Tes œuvres semblent souvent se placer dans le début du XXème siècle. Pourquoi cette période ?

« J’ai inventé une compagnie d’exploration, la compagnie « Kay Explorateurs ». Elle prend sa source dans les siècles précédents ceux des grandes explorations mais je réinvente cette époque un peu à ma façon : L’idée est d’amener les gens dans un mélange entre présent et passé, de se libérer de notre siècle actuel et de partir explorer justement plus facilement. »

Ce que je trouve fascinant lorsque je regarde tes œuvres, c’est toujours ces paysages oniriques qui peuvent être tout à fait déstabilisants. Pourquoi se placer dans le rêve ?

« Quand j’étais aux Beaux-Arts, je me souviens, on avait des cours d’histoire de l’art et le professeur nous disait : bon voilà tel artiste a voulu dire ceci ou cela.

Parfois, oui, effectivement, on a ce sentiment mais il y a des fois où moi j’avais vraiment autre chose sous les yeux.

Je me disais : Non, moi, je ne ressens pas la même chose et je trouve ça intéressant : Faire en sorte qu’il y ait une alchimie qui se passe à chaque fois que quelqu’un entre dans une de mes œuvres,  lui permettre de rentrer à l’intérieur et d’inventer lui aussi son histoire, cela m’intéresse beaucoup plus.

Et puis, je vais aussi glisser quelques éléments que j’appelle « éléments perturbateurs » qui sont des pistes éventuelles pour amener à une réflexion.

Mais cette réflexion n’est pas téléguidée : Elle va évoluer en fonction de qui va regarder l’œuvre ; La personne qui vient regarder cette œuvre, vient avec sa propre culture, sa propre religion, sa propre éducation et ses croyances enfin tout ce qui va faire sa personnalité.

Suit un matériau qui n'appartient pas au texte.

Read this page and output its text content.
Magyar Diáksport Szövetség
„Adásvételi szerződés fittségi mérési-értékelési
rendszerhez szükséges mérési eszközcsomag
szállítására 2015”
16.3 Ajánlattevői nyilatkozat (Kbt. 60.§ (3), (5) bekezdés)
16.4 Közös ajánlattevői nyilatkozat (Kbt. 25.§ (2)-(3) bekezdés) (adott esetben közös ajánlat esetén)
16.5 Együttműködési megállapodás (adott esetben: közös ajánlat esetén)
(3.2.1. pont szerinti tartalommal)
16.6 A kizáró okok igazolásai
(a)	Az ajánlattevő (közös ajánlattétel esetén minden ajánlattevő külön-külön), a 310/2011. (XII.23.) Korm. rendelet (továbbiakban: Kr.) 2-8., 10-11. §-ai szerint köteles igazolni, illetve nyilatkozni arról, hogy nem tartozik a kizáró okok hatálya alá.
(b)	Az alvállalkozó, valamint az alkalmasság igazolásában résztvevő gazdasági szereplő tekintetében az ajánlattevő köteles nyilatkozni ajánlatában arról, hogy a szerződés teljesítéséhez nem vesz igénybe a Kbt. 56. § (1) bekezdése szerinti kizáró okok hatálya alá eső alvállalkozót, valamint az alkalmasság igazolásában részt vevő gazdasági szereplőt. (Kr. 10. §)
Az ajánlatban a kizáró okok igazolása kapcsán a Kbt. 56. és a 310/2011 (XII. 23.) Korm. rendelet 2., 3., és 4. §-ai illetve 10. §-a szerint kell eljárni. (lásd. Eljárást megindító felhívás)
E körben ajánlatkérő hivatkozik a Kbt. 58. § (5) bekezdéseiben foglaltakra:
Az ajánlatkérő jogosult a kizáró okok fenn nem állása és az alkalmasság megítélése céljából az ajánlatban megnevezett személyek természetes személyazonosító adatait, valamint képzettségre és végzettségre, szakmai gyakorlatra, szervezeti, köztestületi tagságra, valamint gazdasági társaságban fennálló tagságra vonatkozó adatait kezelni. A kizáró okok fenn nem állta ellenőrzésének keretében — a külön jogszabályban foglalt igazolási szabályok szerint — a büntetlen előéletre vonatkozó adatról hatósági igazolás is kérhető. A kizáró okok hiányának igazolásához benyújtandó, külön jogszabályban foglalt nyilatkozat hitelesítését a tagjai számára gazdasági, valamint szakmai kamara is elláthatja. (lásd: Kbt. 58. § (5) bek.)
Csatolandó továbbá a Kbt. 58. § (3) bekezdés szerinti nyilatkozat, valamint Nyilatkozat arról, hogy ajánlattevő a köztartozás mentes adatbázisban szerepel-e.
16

En proposant ces éléments perturbateurs, la personne va faire une interprétation à un autre niveau peut être de façon très différente.

Ce qui fait que, sur une même œuvre, je peux avoir des gens qui me disent « pour moi c’est le début du monde » ou « pour moi c’est la fin du monde » .

Par exemple et je trouve cela très intéressant, de laisser un terrain de jeu pour l’imaginaire de la personne qui va regarder l’œuvre. »

On retrouve dans tes œuvres toutes sortes de thématiques mais il y en a une qui me semble assez récurrente, c’est celle du vivre-ensemble.

« Je trouve que on est beaucoup plus riche de nos mélanges de quelque nature que ce soit. Notre société tend plutôt à standardiser les choses et à appauvrir l’humain.

Au contraire, on devrait cultiver ses différences et ses richesses et apprendre à les partager et à vivre ensemble.

Donc dans mes œuvres, je vais mélanger effectivement différentes époques, cultures et religions pour essayer d’en faire quelque chose où les gens puissent se dire : « c’est agréable à regarder » et effectivement ce mélange, finalement, il peut être agréable. »

Dans ton travail, tu abordes plusieurs techniques artistiques, il y a la photographie, la composition numérique bien sûr mais tu as décidé aussi d’explorer maintenant la sculpture. Qu’est-ce qu’elle va amener dans ton travail ?

« On parlait au début de technique principale qui était la photographie mais j’ai élargi les champs d’exploration de mon univers à d’autres techniques et la sculpture apporte une nouvelle dimension, une sorte de théâtralité, de mise en scène qu’on peut faire entre les œuvres que je fais à base de photographies, de ses volumes et ses sculptures.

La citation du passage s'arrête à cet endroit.